Si può definire il reshoring come la rilocalizzazione della produzione di un’azienda dall’estero al paese d’origine. Fenomeno opposto all’offshoring (delocalizzazione), la rilocalizzazione è sempre più spesso indicata come la via preferenziale per raggiungere l’autonomia nazionale strategica in campo produttivo, specie per quei settori cruciali per la sicurezza di un paese come materiale sanitario, prodotti alimentari e approvvigionamento energetico.

Affronta l’argomento anche l’ambizioso libro di Peter Zeihan sulle conseguenze della vaticinata fine della globalizzazione, “The End of the World Is Just the Beginning: Mapping the Collapse of Globalization” uscito nel 2022.

In quest’opera l’autore

“analizza sei diversi settori economici: Agricoltura, Energia, Finanza, Produzione, Materiali, Trasporto.
All’interno di ciascuno dei settori di cui sopra, l’autore indaga le prospettive per un certo numero di nazioni sviluppate. Molto spesso esistono relazioni o correlazioni tra le prospettive di un paese nei sei settori. Se si prevede che un paese otterrà buoni risultati in un settore, spesso è probabile che ottenga buoni risultati anche in molti altri settori. 

Ad esempio, in tutti i settori, si aspetta che gli Stati Uniti se la cavino relativamente bene. Ha una vasta rete di trasporti marittimi attraverso corsi d’acqua molto favorevoli, compreso un accesso ottimale agli oceani Atlantico e Pacifico. Ha i mercati dei capitali più profondi e meglio integrati. A causa della rivoluzione dello shale oil, è diventata sempre più indipendente per quanto riguarda il proprio fabbisogno energetico. E ha un settore agricolo ampio e produttivo in modo affidabile, essendo un importante esportatore di cibo, grazie a un clima favorevole e abbondanti terre fertili. 

D’altra parte, l’autore è meno entusiasta delle prospettive sia per la Cina che per la Russia in molti dei settori citati. Entrambi soffrono di un profilo demografico che invecchia, una rete di vie navigabili di trasporto non ottimale e i loro rispettivi mercati dei capitali non sono così profondi e integrati come gli Stati Uniti (in parte a causa delle sanzioni globali contro la Russia e di un mercato dei capitali chiuso in Cina). Inoltre, la Cina importa gran parte del suo fabbisogno di petrolio e cibo. In un mondo deglobalizzato, entrambi i paesi dovranno affrontare grandi sfide su più fronti, secondo l’autore.

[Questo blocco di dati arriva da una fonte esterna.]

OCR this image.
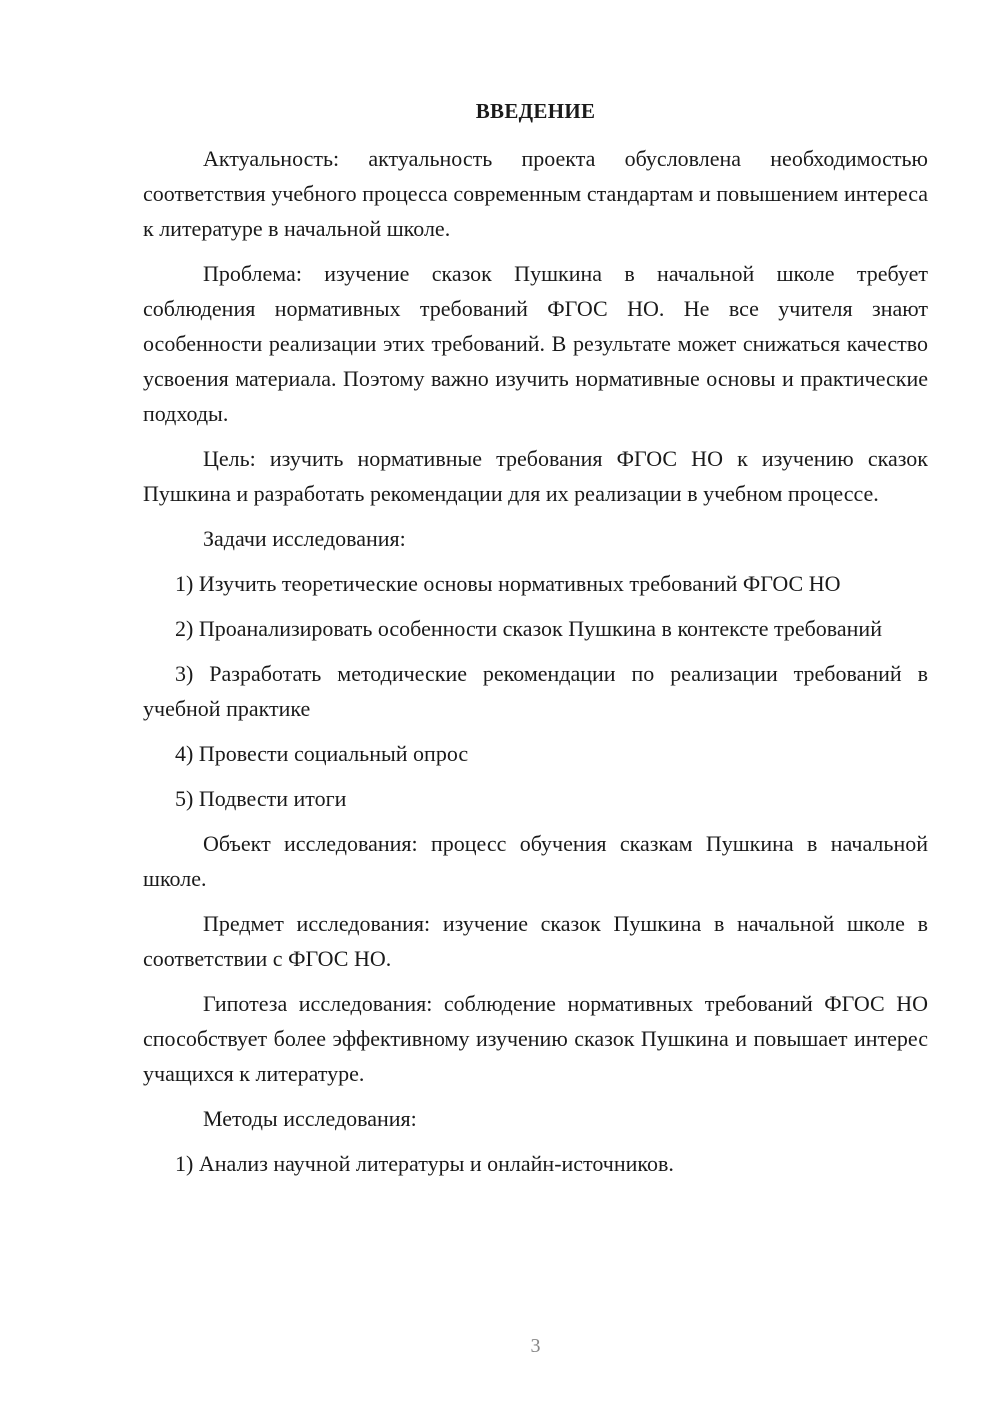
ВВЕДЕНИЕ

Актуальность: актуальность проекта обусловлена необходимостью соответствия учебного процесса современным стандартам и повышением интереса к литературе в начальной школе.

Проблема: изучение сказок Пушкина в начальной школе требует соблюдения нормативных требований ФГОС НО. Не все учителя знают особенности реализации этих требований. В результате может снижаться качество усвоения материала. Поэтому важно изучить нормативные основы и практические подходы.

Цель: изучить нормативные требования ФГОС НО к изучению сказок Пушкина и разработать рекомендации для их реализации в учебном процессе.

Задачи исследования:

1) Изучить теоретические основы нормативных требований ФГОС НО

2) Проанализировать особенности сказок Пушкина в контексте требований

3) Разработать методические рекомендации по реализации требований в учебной практике

4) Провести социальный опрос

5) Подвести итоги

Объект исследования: процесс обучения сказкам Пушкина в начальной школе.

Предмет исследования: изучение сказок Пушкина в начальной школе в соответствии с ФГОС НО.

Гипотеза исследования: соблюдение нормативных требований ФГОС НО способствует более эффективному изучению сказок Пушкина и повышает интерес учащихся к литературе.

Методы исследования:

1) Анализ научной литературы и онлайн-источников.

3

Allo stesso modo, l’Europa dovrà affrontare diverse sfide proprie, tra cui l’invecchiamento demografico, la vulnerabilità della dipendenza energetica e la mancanza di accesso alle materie prime industriali nazionali. L’Africa e l’India avranno numerosi problemi, tra cui il più esistenziale, la capacità di sfamare i propri cittadini”

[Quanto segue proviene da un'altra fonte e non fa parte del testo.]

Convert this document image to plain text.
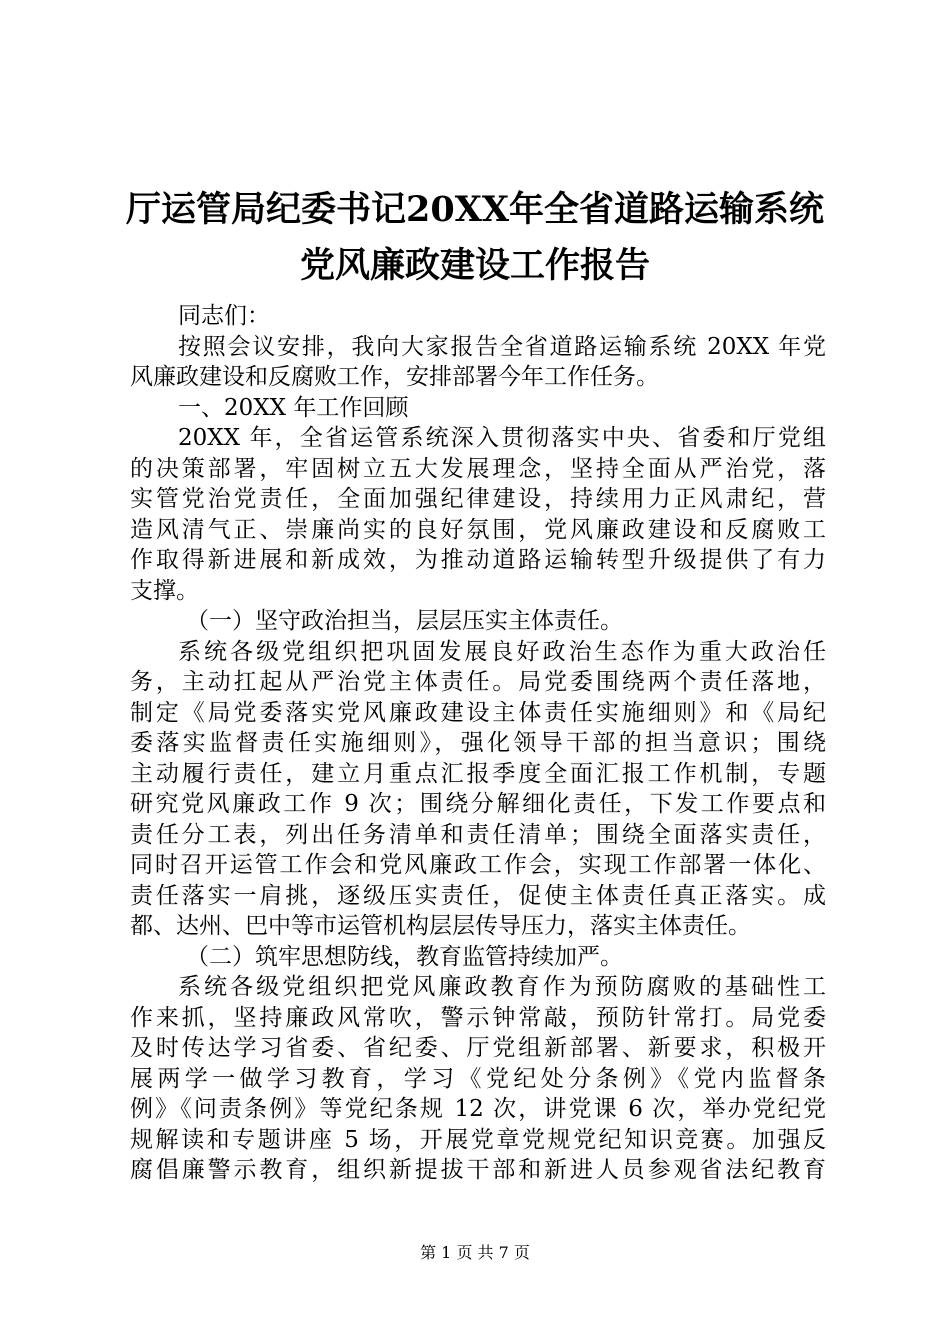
厅运管局纪委书记20XX年全省道路运输系统
党风廉政建设工作报告
同志们：
按照会议安排，我向大家报告全省道路运输系统 20XX 年党
风廉政建设和反腐败工作，安排部署今年工作任务。
一、20XX 年工作回顾
20XX 年，全省运管系统深入贯彻落实中央、省委和厅党组
的决策部署，牢固树立五大发展理念，坚持全面从严治党，落
实管党治党责任，全面加强纪律建设，持续用力正风肃纪，营
造风清气正、崇廉尚实的良好氛围，党风廉政建设和反腐败工
作取得新进展和新成效，为推动道路运输转型升级提供了有力
支撑。
（一）坚守政治担当，层层压实主体责任。
系统各级党组织把巩固发展良好政治生态作为重大政治任
务，主动扛起从严治党主体责任。局党委围绕两个责任落地，
制定《局党委落实党风廉政建设主体责任实施细则》和《局纪
委落实监督责任实施细则》，强化领导干部的担当意识；围绕
主动履行责任，建立月重点汇报季度全面汇报工作机制，专题
研究党风廉政工作 9 次；围绕分解细化责任，下发工作要点和
责任分工表，列出任务清单和责任清单；围绕全面落实责任，
同时召开运管工作会和党风廉政工作会，实现工作部署一体化、
责任落实一肩挑，逐级压实责任，促使主体责任真正落实。成
都、达州、巴中等市运管机构层层传导压力，落实主体责任。
（二）筑牢思想防线，教育监管持续加严。
系统各级党组织把党风廉政教育作为预防腐败的基础性工
作来抓，坚持廉政风常吹，警示钟常敲，预防针常打。局党委
及时传达学习省委、省纪委、厅党组新部署、新要求，积极开
展两学一做学习教育，学习《党纪处分条例》《党内监督条
例》《问责条例》等党纪条规 12 次，讲党课 6 次，举办党纪党
规解读和专题讲座 5 场，开展党章党规党纪知识竞赛。加强反
腐倡廉警示教育，组织新提拔干部和新进人员参观省法纪教育
第 1 页 共 7 页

In prospettiva secondo l’autore, la tendenza isolazionista in atto porterà ad una imminente, rapida, catastrofica inversione della globalizzazione: tra tre o quattro decenni troveremo il nostro mondo frantumato in un pastiche di economie regionali isolate, separate da oceani pieni di pirati e predoni imperi neocolonialisti. Assisteremo al crollo del commercio alimentare globale, che causerà un massiccio declino della popolazione umana e così via.

In una recensione al libro, Noah Smith sottolinea che, pur ritenendo infondate le previsioni di Zeihan, il valore del libro sta in  due ragioni:

“Prima di tutto, c’è una discreta probabilità che molte delle previsioni di Zeihan siano ciò che gli uomini d’affari chiamano eufemisticamente “direzionalmente corrette” – cioè, enormemente esagerate, ma contenenti importanti semi di verità. In secondo luogo, il libro funziona molto bene come scenario di un disastro: un’immagine vivida di cosa potrebbe accadere se la razza umana permettesse il collasso della globalizzazione.”

Il punto è che la globalizzazione è un insieme complicato di fattori e

“In sostanza, Zeihan tende a presumere che ogni singola parte del nostro moderno sistema globalizzato sia fragile e manchi di adattabilità. Come risultato di questa visione di base, gli adattamenti che prevede non sono correzioni tecnologiche, mutevoli assetti geopolitici o sostituzioni economiche: sono sostegni drammatici e disperati come imperi coloniali in ripresa e catene di produzione iperlocalizzate. Ma alcune parti della nostra economia moderna sono resilienti, flessibili e adattabili. Non è chiaro se tutti lo siano. Ma se iniziamo ad allentare le ipotesi di fragilità di Zeihan per un sistema dopo l’altro, a un certo punto lo scenario deve passare dal collasso totale a un aggiustamento doloroso e complicato. La domanda è semplicemente se abbastanza delle ipotesi pessimistiche di Zeihan siano vere per portare a un collasso del sistema mondiale.

Scommetterei fortemente contro quel risultato. Ma allo stesso tempo, penso che il libro di Zeihan sia molto utile, perché ci costringe a pensare a quante cose dovrebbero andare storte affinché l’economia globale crolli. E ci costringe a pensare a come rendere più resiliente ogni elemento del moderno sistema globalizzato. E ci costringe a pensare a come affrontare le conseguenze della deglobalizzazione, anche in forma modesta.

Quest’ultimo sarà sicuramente importante. Anche se non assisteremo mai al collasso del commercio globale, l’abbiamo già visto stabilizzarsi e molti indicatori della globalizzazione sono in lenta ritirata anche mentre parliamo. Anche se la Cina non crolla, è in una grave crisi e il rischio di guerra sta spingendo molte aziende a rivalutare le loro catene di approvvigionamento incentrate sulla Cina. Dobbiamo pensare a come affrontare questo problema e molti dei suggerimenti di Zeihan sembrano direzionalmente corretti. Ad esempio, la sua previsione di una partnership Giappone-India come fondamento di un nuovo blocco economico non cinese in Asia ricorda molto il concetto di “Altasia” di cui alcuni di noi hanno scritto.

Comunque, essere costretti a pensare va bene. Quindi consiglio di dare un’occhiata a La fine del mondo è solo l’inizio. Ricorda solo di prendere le previsioni apocalittiche, come dice il proverbio, “sul serio, ma non alla lettera”.